I learned that in the truck parks there are showers and soap and towels—that I could park and sleep at night if I wished. The men had little commerce with local people, but being avid radio listeners they could report news and politics from all parts of the nation. The food and fuel centers on the parkways or thruways are leased by the various states, but on other highways private enterprise has truckers’ stations that offer discounts on fuel, beds, baths, and places to sit and shoot the breeze. But being a specialized group, leading special lives, associating only with their own kind, they would have made it possible for me to cross the country without talking to a local town-bound man. For the truckers cruise over the surface of the nation without being a part of it. Of course in the towns where their families live they have whatever roots are possible—clubs, dances, love affairs, and murders.

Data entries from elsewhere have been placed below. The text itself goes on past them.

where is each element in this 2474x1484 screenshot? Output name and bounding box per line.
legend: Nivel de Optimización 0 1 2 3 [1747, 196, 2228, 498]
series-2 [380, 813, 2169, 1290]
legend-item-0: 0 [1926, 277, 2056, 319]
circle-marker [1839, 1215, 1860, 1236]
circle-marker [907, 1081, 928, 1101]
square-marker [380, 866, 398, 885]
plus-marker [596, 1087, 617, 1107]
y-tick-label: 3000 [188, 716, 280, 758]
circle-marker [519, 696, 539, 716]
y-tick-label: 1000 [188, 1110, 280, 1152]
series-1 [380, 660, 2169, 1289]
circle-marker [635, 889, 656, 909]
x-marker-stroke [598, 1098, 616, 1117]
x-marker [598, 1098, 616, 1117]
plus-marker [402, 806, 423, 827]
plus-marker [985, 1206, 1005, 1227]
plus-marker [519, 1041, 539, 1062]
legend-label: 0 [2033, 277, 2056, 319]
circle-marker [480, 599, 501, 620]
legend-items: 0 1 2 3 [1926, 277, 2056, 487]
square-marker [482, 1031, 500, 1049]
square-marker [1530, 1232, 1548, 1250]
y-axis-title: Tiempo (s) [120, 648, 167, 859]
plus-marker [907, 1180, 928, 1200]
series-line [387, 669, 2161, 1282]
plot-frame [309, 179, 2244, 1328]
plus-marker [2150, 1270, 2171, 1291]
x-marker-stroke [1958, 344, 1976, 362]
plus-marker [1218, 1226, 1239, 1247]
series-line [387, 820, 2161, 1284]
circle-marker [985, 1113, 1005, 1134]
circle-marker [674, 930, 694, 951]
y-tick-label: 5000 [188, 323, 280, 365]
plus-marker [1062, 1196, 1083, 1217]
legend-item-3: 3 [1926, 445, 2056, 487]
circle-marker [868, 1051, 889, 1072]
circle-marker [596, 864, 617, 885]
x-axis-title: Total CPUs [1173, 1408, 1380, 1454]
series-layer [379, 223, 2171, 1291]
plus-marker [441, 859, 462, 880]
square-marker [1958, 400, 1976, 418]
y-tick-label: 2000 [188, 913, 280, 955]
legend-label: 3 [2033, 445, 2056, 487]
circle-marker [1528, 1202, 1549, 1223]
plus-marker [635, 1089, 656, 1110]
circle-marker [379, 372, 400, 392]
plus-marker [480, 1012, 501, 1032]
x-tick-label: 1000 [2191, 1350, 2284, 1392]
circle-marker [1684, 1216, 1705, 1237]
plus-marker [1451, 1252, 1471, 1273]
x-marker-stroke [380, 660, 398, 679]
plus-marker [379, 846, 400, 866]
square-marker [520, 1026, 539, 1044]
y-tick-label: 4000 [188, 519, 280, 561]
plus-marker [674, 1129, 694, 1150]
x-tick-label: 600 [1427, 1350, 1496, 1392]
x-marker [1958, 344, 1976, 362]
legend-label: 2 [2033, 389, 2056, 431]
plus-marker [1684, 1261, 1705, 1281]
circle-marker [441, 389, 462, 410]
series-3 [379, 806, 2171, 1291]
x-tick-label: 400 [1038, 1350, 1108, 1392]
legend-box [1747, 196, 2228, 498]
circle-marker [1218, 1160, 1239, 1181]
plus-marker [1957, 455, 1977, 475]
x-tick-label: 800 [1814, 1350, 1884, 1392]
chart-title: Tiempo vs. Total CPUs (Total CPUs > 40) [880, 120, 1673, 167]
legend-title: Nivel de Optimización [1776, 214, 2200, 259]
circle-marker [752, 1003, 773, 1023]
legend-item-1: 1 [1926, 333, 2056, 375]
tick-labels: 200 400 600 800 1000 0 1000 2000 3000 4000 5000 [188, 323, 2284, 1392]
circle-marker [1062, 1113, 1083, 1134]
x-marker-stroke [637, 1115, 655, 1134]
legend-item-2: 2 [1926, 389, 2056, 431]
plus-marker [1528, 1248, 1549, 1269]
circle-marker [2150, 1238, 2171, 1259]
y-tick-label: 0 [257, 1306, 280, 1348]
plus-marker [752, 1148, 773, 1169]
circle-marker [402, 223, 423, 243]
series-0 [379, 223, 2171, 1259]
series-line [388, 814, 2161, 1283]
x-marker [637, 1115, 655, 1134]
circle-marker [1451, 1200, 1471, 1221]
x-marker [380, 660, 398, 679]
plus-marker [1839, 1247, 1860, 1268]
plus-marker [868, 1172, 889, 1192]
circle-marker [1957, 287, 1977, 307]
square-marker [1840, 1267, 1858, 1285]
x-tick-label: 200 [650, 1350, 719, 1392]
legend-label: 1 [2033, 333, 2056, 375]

I liked the truckers very much, as I always like specialists. By listening to them talk I accumulated a vocabulary of the road, of tires and springs, of overweight. The truckers over long distances have stations along their routes where they know the service men and the waitresses behind the counters, and where occasionally they meet their opposite numbers in other trucks. The great get-together symbol is the cup of coffee. I found I often stopped for coffee, not because I wanted it but for a rest and a change from the unrolling highway. It takes strength and control and attention to drive a truck long distances, no matter how much the effort is made easier by air brakes and power-assisted steering. It would be interesting to know and easy to establish with modern testing methods how much energy in foot pounds is expended in driving a truck for six hours. Once Ed Ricketts and I, collecting marine animals, turning over rocks in an area, tried to estimate how much weight we lifted in an average collecting day. The stones we turned over were not large—weighing from three to fifty pounds. We estimated that on a rich day, when we had little sense of energy expended, each of us had lifted four to ten tons of rock. Consider then the small, unnoticed turning of the steering wheel, perhaps the exertion of only one pound for each motion, the varying pressure of foot on accelerator, not more than half a pound perhaps but an enormous total over a period of six hours. Then there are the muscles of shoulders and neck, constantly if unconsciously flexed for emergency, the eyes darting from road to rear-view mirror, the thousand decisions so deep that the conscious mind is not aware of them. The output of energy, nervous and muscular, is enormous. Thus the coffee break is a rest in many senses.